Opening just months before the pandemic began, owner Melissa Zeman has persevered through many challenges.  

With the holidays now in full swing, the challenge is getting wine from around the world on her store's shelves.  

So every time I place an order, I kind of somewhat expect a rep to get back to me. 'We don't have this, but we have this.' So it's a lot of, 'if not this, then try this instead,'" Zeman said.

As for prices, she said "there definitely have been staples here that we've carried since the beginning two years and they've seen increases."

So, the cost to toast over the holidays is gonna be a bit more than we're used to. And this issue that we're seeing is also applying itself to food items. Our grocery bills, you may have noticed, have also increased.

Newsy spoke with USDA's chief economist, Seth Meyer. 

"Right now we're in a phase of we continue to have some supply chain disruptions after the farm gate that are adding to the price of food and impacting if you can get the specific product that you want," he said. "I call this the 'the problem if you have a three-year-old,' which is, can you get chicken tenders or strips? Yes. Can you get chicken nuggets? Yeah, probably. But can you get dino chicken nuggets, which are the only ones your three-year-old will eat? That might be a little bit more of a challenge, right?"

Tarek Abdallah with Northwestern University's Kellogg School of Management said, "So many of the shortages that we're seeing are not necessarily because we don't have enough beef or chicken or cows or that.

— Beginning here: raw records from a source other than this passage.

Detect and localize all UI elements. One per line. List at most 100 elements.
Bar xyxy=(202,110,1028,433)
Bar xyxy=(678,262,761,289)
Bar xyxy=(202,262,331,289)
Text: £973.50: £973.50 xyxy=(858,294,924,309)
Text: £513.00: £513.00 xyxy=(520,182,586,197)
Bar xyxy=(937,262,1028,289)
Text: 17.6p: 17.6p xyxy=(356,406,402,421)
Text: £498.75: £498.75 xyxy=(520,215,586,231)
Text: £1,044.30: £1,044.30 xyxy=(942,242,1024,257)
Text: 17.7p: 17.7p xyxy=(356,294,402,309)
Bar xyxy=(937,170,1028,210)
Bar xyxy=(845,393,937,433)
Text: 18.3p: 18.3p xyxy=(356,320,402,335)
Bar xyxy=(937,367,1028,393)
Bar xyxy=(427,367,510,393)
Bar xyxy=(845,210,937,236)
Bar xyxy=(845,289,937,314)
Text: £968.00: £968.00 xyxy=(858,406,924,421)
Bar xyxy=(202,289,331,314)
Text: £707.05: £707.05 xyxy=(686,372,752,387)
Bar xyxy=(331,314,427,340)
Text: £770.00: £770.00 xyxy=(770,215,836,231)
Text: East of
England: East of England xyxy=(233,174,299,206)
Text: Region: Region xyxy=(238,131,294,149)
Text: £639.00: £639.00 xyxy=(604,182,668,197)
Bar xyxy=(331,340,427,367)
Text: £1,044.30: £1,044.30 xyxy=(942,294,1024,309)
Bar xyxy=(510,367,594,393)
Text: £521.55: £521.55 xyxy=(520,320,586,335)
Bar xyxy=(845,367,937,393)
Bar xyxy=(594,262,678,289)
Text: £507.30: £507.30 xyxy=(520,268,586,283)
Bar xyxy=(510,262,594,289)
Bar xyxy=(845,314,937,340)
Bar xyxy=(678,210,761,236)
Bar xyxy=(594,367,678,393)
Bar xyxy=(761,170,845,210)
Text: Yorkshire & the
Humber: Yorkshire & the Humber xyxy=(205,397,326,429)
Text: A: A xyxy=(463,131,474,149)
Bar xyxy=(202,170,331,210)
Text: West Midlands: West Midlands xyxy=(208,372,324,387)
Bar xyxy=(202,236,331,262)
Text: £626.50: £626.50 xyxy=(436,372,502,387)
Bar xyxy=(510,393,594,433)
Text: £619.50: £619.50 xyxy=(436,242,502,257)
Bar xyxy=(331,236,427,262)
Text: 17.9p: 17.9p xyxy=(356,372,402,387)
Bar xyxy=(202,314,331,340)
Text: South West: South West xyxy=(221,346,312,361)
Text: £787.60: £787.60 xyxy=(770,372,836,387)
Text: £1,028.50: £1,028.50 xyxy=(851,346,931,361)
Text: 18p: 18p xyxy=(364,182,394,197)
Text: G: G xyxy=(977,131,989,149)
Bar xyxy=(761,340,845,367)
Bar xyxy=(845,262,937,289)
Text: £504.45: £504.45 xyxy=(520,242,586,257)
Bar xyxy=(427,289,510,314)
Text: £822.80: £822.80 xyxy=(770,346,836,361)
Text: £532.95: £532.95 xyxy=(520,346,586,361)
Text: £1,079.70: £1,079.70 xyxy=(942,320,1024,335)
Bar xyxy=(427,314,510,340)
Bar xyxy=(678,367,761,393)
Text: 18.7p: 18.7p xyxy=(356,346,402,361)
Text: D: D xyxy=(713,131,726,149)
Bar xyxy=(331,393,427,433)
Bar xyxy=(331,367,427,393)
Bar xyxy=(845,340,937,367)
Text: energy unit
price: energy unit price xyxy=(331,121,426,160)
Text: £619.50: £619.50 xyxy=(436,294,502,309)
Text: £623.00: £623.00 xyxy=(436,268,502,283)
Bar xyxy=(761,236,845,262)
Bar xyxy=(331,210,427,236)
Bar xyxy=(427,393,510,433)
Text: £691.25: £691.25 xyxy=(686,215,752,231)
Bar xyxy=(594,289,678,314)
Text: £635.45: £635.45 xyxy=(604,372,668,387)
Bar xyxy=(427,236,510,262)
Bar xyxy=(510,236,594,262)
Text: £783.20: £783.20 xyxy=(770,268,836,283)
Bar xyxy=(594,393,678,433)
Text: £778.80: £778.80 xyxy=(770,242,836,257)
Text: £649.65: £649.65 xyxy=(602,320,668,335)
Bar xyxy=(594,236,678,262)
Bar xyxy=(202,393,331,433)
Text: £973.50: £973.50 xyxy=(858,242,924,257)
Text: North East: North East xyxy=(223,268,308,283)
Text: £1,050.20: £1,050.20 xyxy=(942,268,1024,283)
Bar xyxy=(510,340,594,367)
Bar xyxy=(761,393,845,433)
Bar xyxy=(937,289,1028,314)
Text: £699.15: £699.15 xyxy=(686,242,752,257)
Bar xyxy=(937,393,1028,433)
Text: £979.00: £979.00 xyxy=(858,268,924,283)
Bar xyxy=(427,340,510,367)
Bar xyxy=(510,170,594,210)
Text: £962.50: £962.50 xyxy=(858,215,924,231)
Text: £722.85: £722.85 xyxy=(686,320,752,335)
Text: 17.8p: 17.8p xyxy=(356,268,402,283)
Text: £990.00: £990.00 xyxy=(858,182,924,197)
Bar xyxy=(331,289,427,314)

It's because that we don't have enough processing power."

Take Golden State Foods, a $5 billion supplier in the food service industry to more than 125,000 quick service restaurant and retail stores, including McDonald's.  

Wayne Morgan is Golden State Foods' president of protein products and operations support services.

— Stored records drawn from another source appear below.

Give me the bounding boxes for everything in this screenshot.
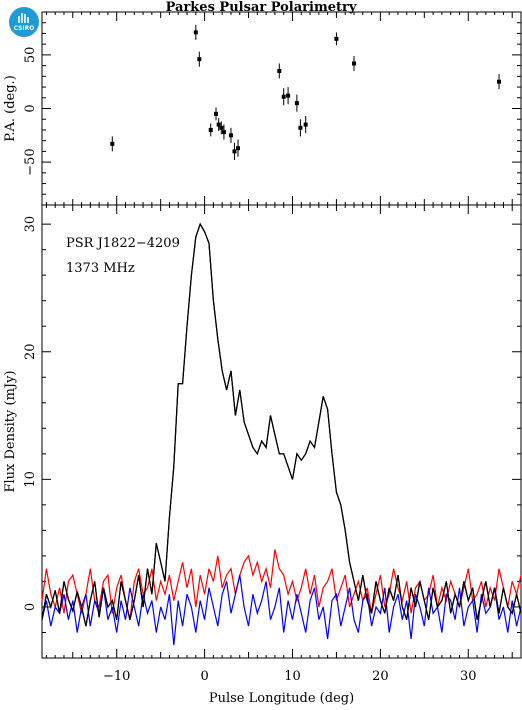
x-tick-label: 20 (372, 669, 389, 684)
x-tick-label: 30 (460, 669, 477, 684)
annotation-frequency: 1373 MHz (66, 261, 135, 276)
csiro-logo: CSIRO (9, 7, 39, 37)
pa-point (334, 36, 339, 41)
pa-point (352, 61, 357, 66)
pa-point (281, 94, 286, 99)
pa-point (497, 79, 502, 84)
pa-point (110, 141, 115, 146)
pa-point (294, 101, 299, 106)
pa-point (193, 30, 198, 35)
flux-panel: −10 0 10 20 30 0 10 20 30 PSR J1822−4209 1373 MHz F… (3, 204, 522, 706)
x-tick-label: 0 (200, 669, 208, 684)
pa-ylabel: P.A. (deg.) (3, 75, 18, 142)
flux-ylabel: Flux Density (mJy) (3, 370, 18, 492)
pa-point (228, 133, 233, 138)
flux-series-line-1 (41, 549, 522, 620)
annotation-psr: PSR J1822−4209 (66, 236, 180, 251)
flux-series-line-0 (41, 222, 522, 627)
pa-point (208, 127, 213, 132)
flux-y-tick-label: 30 (23, 216, 38, 233)
flux-series-line-2 (41, 574, 522, 646)
pa-point (216, 122, 221, 127)
pa-panel: −50 0 50 P.A. (deg.) (3, 11, 522, 206)
x-tick-label: 10 (284, 669, 301, 684)
pa-point (303, 122, 308, 127)
flux-y-tick-label: 20 (23, 343, 38, 360)
pa-y-tick-label: 50 (23, 47, 38, 64)
pa-point (219, 125, 224, 130)
flux-y-tick-label: 10 (23, 471, 38, 488)
x-tick-label: −10 (103, 669, 130, 684)
flux-xlabel: Pulse Longitude (deg) (209, 691, 354, 706)
page-title: Parkes Pulsar Polarimetry (165, 0, 357, 15)
flux-series-line-0-top (41, 222, 522, 627)
flux-frame (41, 204, 522, 659)
pa-point (197, 57, 202, 62)
pa-frame (41, 11, 522, 206)
pa-point (221, 130, 226, 135)
flux-y-tick-label: 0 (23, 603, 38, 611)
pa-y-tick-label: −50 (23, 148, 38, 175)
logo-mark-icon (18, 13, 29, 23)
pa-point (235, 146, 240, 151)
pa-point (232, 149, 237, 154)
pa-point (214, 111, 219, 116)
pa-point (298, 125, 303, 130)
pa-point (286, 93, 291, 98)
pa-point (277, 68, 282, 73)
pa-y-tick-label: 0 (23, 104, 38, 112)
logo-text: CSIRO (13, 25, 35, 32)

"There were times during the pandemic that we saw times where we had to shut lines down because we didn't have enough staff to run the lines," he said.

Interruptions of raw materials and supplies, like nitrogen used to cool meat products, also affected production lines. 

"In the southeastern part of the United States, Florida had an uptick back in the early part of '21 of COVID cases that required their hospitals to need more oxygen," Morgan said.

Since nitrogen and oxygen are both extracted from air, GSF's provider started producing more oxygen rather than nitrogen.  

"So that caused us to have to shuffle around and make some accommodations to run our production with less nitrogen," Morgan said.

Meanwhile demand is booming.  

"The part of our business that we supply to retail or to retail brands that go through grocery," Morgan said. "We've seen a sharp increase in that over the course of the pandemic."

These disruptions, coupled with increased demand, send a ripple effect through the food supply chain but not all retailers will feel its effect.  

"The retailers that are going to be affected the most are the small retailers because the big retailers, they have the resources to keep their supply chain running," Abdallah said.

So, when it comes to grocery shopping, you won't see empty shelves but there may be less variety and higher price tags.